In my communities of mothers, I have heard this story time and time again: A mother heeds the advice of medical science and public health messaging and commits to breastfeeding. She receives little to no official antenatal preparation around this. When the time comes, there are many nasty surprises, chief among them being the reality of newborn feeding: it is constant as their tummies are very small. I remember sitting alone in a hospital room on the third day of my son’s life, exhausted and in pain, in the fourth hour of trying desperately to establish a latch. I remember screaming at terrified-looking nurses. I remember a decision to syringe-feed formula to soothe my fussy infant. It is a combination of my class privilege and sheer luck that those stop-start early hours didn’t affect our chances at exclusive breastfeeding. We don’t tell women the truth about early breastfeeding. We leave out the cracked, sore nipples, the aching back, the painful letdown, and the crushing insecurity and guilt. Breastfeeding is natural in that it occurs in nature, but let me tell you this: it is hard work. Furthermore, it is dependent on so many factors that are far outside of the control of a mother. Granted, this message doesn’t roll off the tongue. It’s not hashtag-worthy and might not fit on a poster. But it is true. It is fundamentally cruel to sell breastfeeding as this simple, uncomplicated monolithic tradition inherent to our species. I can imagine why a mother who is sold these goods might now struggle accepting any goods at all from public health messengers.

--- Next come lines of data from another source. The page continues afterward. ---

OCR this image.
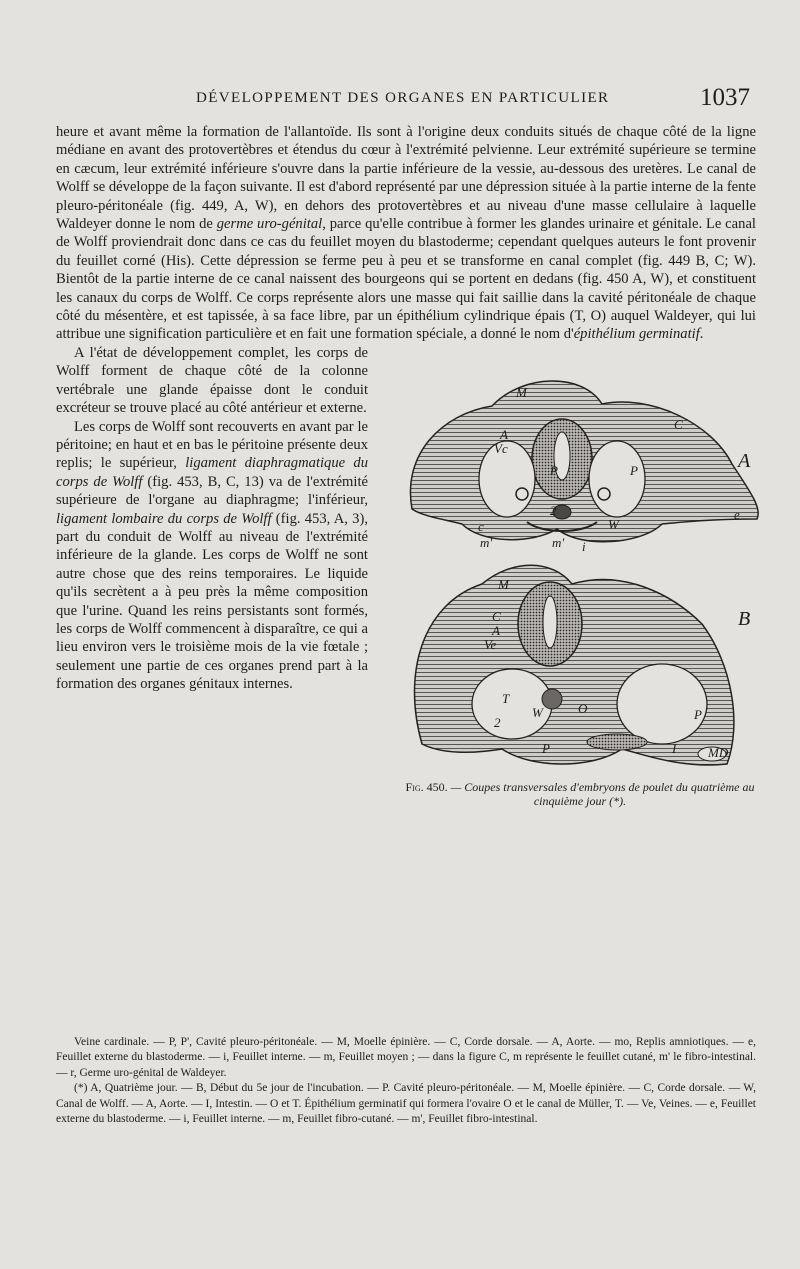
DÉVELOPPEMENT DES ORGANES EN PARTICULIER	1037

heure et avant même la formation de l'allantoïde. Ils sont à l'origine deux conduits situés de chaque côté de la ligne médiane en avant des protovertèbres et étendus du cœur à l'extrémité pelvienne. Leur extrémité supérieure se termine en cæcum, leur extrémité inférieure s'ouvre dans la partie inférieure de la vessie, au-dessous des uretères. Le canal de Wolff se développe de la façon suivante. Il est d'abord représenté par une dépression située à la partie interne de la fente pleuro-péritonéale (fig. 449, A, W), en dehors des protovertèbres et au niveau d'une masse cellulaire à laquelle Waldeyer donne le nom de germe uro-génital, parce qu'elle contribue à former les glandes urinaire et génitale. Le canal de Wolff proviendrait donc dans ce cas du feuillet moyen du blastoderme; cependant quelques auteurs le font provenir du feuillet corné (His). Cette dépression se ferme peu à peu et se transforme en canal complet (fig. 449 B, C; W). Bientôt de la partie interne de ce canal naissent des bourgeons qui se portent en dedans (fig. 450 A, W), et constituent les canaux du corps de Wolff. Ce corps représente alors une masse qui fait saillie dans la cavité péritonéale de chaque côté du mésentère, et est tapissée, à sa face libre, par un épithélium cylindrique épais (T, O) auquel Waldeyer, qui lui attribue une signification particulière et en fait une formation spéciale, a donné le nom d'
M
A
Vc
C
P	P
2
W
c
e
m'	m' i
A
M
C
A
Ve
T
W	O
P
P
I MD
2
B
Fig. 450. — Coupes transversales d'embryons de poulet du quatrième au cinquième jour (*).
épithélium germinatif.

A l'état de développement complet, les corps de Wolff forment de chaque côté de la colonne vertébrale une glande épaisse dont le conduit excréteur se trouve placé au côté antérieur et externe.

Les corps de Wolff sont recouverts en avant par le péritoine; en haut et en bas le péritoine présente deux replis; le supérieur, ligament diaphragmatique du corps de Wolff (fig. 453, B, C, 13) va de l'extrémité supérieure de l'organe au diaphragme; l'inférieur, ligament lombaire du corps de Wolff (fig. 453, A, 3), part du conduit de Wolff au niveau de l'extrémité inférieure de la glande. Les corps de Wolff ne sont autre chose que des reins temporaires. Le liquide qu'ils secrètent a à peu près la même composition que l'urine. Quand les reins persistants sont formés, les corps de Wolff commencent à disparaître, ce qui a lieu environ vers le troisième mois de la vie fœtale ; seulement une partie de ces organes prend part à la formation des organes génitaux internes.

Veine cardinale. — P, P', Cavité pleuro-péritonéale. — M, Moelle épinière. — C, Corde dorsale. — A, Aorte. — mo, Replis amniotiques. — e, Feuillet externe du blastoderme. — i, Feuillet interne. — m, Feuillet moyen ; — dans la figure C, m représente le feuillet cutané, m' le fibro-intestinal. — r, Germe uro-génital de Waldeyer.

(*) A, Quatrième jour. — B, Début du 5e jour de l'incubation. — P. Cavité pleuro-péritonéale. — M, Moelle épinière. — C, Corde dorsale. — W, Canal de Wolff. — A, Aorte. — I, Intestin. — O et T. Épithélium germinatif qui formera l'ovaire O et le canal de Müller, T. — Ve, Veines. — e, Feuillet externe du blastoderme. — i, Feuillet interne. — m, Feuillet fibro-cutané. — m', Feuillet fibro-intestinal.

I am certainly not suggesting that there is an association between breastfeeding struggles and vaccine-hesitancy. Far from it: often, mothers who have struggled with breastfeeding and had to supplement with formula can live with contradictions. They have a healthy relationship with the nature of the truth as it relates to something as personal and individual as their and their child’s body. Science knows many things, but it does not know everything.
Ultimately, human beings (especially those who parent smaller human beings) are fine with this. That’s why we can accept the fact that breastmilk is the most superior source of nutrients for an infant, and that formula is an acceptable feeding option. We understand that life is lived in the grey, in the spaces between hard lines. Do scientists understand that? Do public health professionals understand that?
If they do, their messaging does not reflect this. The costs of these gaps in messaging are higher than ever. We are now seeing an attempt to introduce nuance and uncertainty into messaging that has never before acknowledged its existence. Unlike ever before, we are reliant on the human tolerance of uncertainty to help us reclaim a few of the old certainties.
I get it. I’m as angry as you probably are, Reader. I’m angry at the anti-vaxxers and I’m angry at the irresponsible conspiracy peddlers. I am angry at the so-called developed nations who have hogged the global supply of vaccines. But, what do you know? It has been a dark August, and I have anger to spare.
There are many lessons we can learn from this collective nightmare. I hope that one of them is how to talk respectfully and honestly to one another, and trust that we can process and even live with the unknown, just as long as we hold on to each other.